BART question, it seems that pretraining is not work for a small model?

My task is to generate keywords from sentences.

I pretrain a text-generation model. I mask the sentences’ tokens and predict the whole sentences’ tokens.

Pretraining batch_size = 8 and step = 1000000

I haven’t observed improvement from pretraining. BLEU score is 10.5 for not pretraining, BLEU score is 9.5 for pretraining.


I take the python code from

hidden_size = 512
num_encoder_layers = 3
num_decoder_layers = 3


Am I right? Is it the reason that pretraining do not improve the BLEU score?

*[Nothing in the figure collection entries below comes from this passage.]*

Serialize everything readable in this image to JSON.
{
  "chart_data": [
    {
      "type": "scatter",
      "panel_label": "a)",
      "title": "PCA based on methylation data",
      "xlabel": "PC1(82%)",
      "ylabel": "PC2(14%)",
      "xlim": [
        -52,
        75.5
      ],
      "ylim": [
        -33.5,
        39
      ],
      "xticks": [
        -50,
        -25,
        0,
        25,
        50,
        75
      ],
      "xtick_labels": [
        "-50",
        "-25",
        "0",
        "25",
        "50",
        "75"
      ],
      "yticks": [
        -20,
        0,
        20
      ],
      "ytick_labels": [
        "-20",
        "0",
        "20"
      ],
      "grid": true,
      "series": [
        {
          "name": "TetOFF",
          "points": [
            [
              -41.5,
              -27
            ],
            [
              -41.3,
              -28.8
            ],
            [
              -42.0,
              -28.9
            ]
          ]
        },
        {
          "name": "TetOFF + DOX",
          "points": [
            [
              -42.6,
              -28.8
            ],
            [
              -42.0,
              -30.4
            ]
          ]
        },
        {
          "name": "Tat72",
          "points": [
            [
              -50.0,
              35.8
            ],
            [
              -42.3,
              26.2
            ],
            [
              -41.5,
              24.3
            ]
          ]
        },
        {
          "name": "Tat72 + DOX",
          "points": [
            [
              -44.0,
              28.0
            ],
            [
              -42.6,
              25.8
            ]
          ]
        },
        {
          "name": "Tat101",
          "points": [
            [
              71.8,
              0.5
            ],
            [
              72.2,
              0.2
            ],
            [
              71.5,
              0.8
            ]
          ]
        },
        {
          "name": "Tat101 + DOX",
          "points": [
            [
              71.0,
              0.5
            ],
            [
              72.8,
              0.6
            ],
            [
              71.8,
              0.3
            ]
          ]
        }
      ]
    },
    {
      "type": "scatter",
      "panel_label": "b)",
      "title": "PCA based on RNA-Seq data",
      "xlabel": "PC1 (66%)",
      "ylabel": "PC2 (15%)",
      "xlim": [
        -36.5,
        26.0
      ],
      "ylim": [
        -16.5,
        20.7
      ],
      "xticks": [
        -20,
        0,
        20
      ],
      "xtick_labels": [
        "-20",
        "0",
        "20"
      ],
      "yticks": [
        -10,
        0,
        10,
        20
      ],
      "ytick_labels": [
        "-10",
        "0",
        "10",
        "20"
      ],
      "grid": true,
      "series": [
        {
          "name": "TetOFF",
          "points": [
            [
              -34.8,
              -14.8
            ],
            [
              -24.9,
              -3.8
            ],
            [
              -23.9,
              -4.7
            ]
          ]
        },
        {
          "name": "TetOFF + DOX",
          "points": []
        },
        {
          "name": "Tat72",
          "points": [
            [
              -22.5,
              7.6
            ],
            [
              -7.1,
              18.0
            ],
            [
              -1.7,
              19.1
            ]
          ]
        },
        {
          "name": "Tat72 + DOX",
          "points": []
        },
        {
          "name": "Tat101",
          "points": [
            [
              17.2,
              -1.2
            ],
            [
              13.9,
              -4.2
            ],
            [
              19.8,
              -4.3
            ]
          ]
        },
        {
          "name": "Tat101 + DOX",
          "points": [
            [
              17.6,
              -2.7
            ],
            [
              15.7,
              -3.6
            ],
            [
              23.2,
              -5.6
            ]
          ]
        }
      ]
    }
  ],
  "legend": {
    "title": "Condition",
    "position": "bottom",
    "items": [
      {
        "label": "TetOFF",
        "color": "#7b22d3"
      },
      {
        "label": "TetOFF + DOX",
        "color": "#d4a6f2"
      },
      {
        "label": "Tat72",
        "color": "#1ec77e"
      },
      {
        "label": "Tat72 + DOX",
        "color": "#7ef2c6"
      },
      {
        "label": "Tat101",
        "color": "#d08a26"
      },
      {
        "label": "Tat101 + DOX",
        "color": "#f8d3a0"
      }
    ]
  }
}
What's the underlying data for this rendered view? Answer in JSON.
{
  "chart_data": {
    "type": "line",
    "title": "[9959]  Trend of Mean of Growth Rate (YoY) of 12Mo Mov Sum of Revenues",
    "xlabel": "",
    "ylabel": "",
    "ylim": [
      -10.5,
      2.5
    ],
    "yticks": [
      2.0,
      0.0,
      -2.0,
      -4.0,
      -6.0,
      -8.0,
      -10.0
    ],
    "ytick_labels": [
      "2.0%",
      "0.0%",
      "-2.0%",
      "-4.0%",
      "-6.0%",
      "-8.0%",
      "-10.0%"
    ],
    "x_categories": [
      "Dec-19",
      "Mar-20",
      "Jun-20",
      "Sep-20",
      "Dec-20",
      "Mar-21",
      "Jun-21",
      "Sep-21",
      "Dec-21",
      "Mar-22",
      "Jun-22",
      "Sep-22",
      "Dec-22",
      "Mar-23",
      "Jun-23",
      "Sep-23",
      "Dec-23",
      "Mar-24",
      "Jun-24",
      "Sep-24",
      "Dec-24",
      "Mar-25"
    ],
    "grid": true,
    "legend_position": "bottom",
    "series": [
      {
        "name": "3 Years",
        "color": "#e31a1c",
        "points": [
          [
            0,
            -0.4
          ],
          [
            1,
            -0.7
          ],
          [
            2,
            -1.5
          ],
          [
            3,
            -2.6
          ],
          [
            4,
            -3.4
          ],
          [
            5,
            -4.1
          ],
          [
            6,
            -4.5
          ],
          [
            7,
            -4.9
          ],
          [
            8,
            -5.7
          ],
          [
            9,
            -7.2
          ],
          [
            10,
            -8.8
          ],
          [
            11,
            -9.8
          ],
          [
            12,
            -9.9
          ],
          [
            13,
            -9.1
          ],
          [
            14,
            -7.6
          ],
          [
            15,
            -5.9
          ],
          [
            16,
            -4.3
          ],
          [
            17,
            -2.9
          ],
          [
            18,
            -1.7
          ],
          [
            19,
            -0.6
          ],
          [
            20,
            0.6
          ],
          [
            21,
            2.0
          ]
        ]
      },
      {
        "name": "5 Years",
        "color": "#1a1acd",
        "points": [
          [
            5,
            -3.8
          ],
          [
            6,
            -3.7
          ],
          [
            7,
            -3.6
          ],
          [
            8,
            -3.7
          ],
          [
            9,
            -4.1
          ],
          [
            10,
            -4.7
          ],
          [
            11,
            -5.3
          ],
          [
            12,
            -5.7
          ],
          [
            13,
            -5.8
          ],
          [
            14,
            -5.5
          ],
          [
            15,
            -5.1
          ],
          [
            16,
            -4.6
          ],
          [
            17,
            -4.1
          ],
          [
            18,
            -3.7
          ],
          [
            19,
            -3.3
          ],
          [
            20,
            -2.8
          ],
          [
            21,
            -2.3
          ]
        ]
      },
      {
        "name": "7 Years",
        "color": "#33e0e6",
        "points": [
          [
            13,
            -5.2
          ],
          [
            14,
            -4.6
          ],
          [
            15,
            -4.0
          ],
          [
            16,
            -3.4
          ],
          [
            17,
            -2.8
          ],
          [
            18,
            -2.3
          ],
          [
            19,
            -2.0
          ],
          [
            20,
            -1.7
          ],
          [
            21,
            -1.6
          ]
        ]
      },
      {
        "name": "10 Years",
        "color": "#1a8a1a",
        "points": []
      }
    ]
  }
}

With all due respect, you are asking a question on a forum dedicated to a specific library transformers by HuggingFace, but the question does not involve that library. In fact, you are using a completely different library.

I have changed the tag.

On the research part of the forum, we welcome any general questions, though of course we would prefer you to use our models :wink:
@sshleifer might have some answer as he is the Bart person on the team.

Definitely possible, there could also be a bug in your code. I don’t have enough familiarity with your task to know what results to expect.

Thank you. I am also using your models.

1, I pad some zeros in the input tokens for multi sentences. The output positions of output tokens should be exactly same to the input tokens, which means I should keep the padding zeros in the output tokens.

2, The pretraining time should be longer.